I have a function which looks like:
$$\frac{x+10}{(x+10) (x - 9) (x - 5)}$$
The domain of the function for input x is any number except -10, 9, and 5, because it would be dividing by zero. The thing I don't quite get is that if I were to cancel out the (x+10)'s
$$\frac{1}{(x-9)(x-5)}$$
I'm told the function has changed. I know that now the domain includes -10, when before it didn't, but this seems a bit paradoxical to me because
If I were to do:
$$\frac{x+10}{(x+10) (x - 9) (x - 5)} = a$$
then
$$\frac{1}{(x - 9) (x - 5)} also = a$$
Is there a way a someone could explain this to me because it seems a bit paradoxical. The previous two equations are equal, but the functions are not?
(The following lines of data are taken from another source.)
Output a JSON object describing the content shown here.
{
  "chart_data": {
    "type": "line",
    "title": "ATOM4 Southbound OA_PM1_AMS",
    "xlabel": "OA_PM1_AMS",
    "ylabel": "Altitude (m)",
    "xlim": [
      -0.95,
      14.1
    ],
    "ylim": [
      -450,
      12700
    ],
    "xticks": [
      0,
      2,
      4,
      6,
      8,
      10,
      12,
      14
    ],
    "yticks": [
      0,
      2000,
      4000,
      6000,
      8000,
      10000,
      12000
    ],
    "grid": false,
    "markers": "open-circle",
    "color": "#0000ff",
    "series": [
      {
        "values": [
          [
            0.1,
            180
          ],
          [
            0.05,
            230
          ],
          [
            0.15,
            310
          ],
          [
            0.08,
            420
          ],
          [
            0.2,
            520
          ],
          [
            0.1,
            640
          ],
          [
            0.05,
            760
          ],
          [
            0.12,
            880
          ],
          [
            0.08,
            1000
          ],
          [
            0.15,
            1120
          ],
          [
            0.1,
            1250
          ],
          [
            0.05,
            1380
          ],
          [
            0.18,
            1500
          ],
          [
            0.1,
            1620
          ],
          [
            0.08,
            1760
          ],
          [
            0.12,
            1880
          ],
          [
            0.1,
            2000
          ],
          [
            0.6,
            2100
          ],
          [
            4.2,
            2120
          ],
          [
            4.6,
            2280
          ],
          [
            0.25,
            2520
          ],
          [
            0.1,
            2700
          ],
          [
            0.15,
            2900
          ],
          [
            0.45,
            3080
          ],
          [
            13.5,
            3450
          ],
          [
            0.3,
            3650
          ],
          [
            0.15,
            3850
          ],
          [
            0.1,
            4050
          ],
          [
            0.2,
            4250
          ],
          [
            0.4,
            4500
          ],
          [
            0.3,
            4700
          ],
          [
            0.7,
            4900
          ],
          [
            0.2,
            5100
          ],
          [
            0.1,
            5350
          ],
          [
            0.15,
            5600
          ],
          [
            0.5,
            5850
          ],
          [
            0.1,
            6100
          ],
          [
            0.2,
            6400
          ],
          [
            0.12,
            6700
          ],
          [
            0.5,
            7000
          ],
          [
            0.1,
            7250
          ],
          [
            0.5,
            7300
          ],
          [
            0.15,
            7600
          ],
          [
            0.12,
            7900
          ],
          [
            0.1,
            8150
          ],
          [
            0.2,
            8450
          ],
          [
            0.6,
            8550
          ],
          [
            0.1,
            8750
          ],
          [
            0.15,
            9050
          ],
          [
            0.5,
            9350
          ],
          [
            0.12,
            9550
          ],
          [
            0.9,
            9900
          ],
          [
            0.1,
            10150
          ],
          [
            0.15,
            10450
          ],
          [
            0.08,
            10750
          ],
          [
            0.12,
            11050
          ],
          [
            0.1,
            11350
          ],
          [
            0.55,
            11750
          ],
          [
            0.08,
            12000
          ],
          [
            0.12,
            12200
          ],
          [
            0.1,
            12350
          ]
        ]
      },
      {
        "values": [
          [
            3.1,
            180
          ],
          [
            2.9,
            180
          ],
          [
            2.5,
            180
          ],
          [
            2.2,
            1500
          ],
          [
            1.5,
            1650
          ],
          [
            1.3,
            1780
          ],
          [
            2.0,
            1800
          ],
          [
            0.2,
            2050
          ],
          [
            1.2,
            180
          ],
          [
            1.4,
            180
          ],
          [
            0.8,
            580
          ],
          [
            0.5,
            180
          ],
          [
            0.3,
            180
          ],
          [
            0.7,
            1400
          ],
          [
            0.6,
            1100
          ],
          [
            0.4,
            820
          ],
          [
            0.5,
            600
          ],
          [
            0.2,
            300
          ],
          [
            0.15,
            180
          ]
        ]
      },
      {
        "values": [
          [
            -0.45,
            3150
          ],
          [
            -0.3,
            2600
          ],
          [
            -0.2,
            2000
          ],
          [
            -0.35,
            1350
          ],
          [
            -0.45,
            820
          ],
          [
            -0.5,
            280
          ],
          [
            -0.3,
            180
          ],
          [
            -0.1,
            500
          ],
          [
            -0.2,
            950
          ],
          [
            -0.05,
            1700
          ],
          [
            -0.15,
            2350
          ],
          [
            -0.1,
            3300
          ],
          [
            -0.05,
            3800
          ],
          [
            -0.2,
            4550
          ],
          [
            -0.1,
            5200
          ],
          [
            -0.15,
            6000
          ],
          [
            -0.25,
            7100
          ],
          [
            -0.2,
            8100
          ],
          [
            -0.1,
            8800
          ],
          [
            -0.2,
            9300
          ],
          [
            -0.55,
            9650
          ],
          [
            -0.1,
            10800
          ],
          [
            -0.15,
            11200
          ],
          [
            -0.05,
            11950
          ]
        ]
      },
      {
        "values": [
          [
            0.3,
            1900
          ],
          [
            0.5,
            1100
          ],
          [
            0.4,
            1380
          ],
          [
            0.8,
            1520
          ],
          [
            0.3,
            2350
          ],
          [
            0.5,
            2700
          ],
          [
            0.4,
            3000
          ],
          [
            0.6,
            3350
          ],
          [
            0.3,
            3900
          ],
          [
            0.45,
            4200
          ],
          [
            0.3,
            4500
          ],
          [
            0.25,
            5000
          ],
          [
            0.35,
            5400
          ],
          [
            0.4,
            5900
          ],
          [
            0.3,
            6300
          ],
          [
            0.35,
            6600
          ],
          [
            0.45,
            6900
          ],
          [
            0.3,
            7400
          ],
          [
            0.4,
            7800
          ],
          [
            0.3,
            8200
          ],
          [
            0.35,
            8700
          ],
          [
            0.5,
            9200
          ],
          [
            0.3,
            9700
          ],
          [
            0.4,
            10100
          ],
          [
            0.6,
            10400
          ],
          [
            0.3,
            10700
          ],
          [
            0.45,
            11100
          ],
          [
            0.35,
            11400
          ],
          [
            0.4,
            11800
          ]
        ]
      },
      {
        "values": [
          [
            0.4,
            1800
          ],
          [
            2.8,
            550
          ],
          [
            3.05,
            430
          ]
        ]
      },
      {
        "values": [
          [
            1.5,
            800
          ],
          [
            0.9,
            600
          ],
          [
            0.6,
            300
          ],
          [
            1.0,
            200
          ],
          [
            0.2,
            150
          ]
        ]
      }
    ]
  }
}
Is it the same function but just with a different domain or is it a completely different function?
In your reasoning with
$$ \frac{x+10}{(x+10)(x-9)(x-5)} = a $$
you assumed that $a$ is a real number. This happens when $x\neq -10$. Therefore, you inadvertently assumed that $x \neq -10$, in which case the two expressions are the same.
There is no paradox. The two expressions are the same if $x\neq -10$. If $x=-10$, you can easily see that the first expression is not defined, whereas the second expression does get a real value.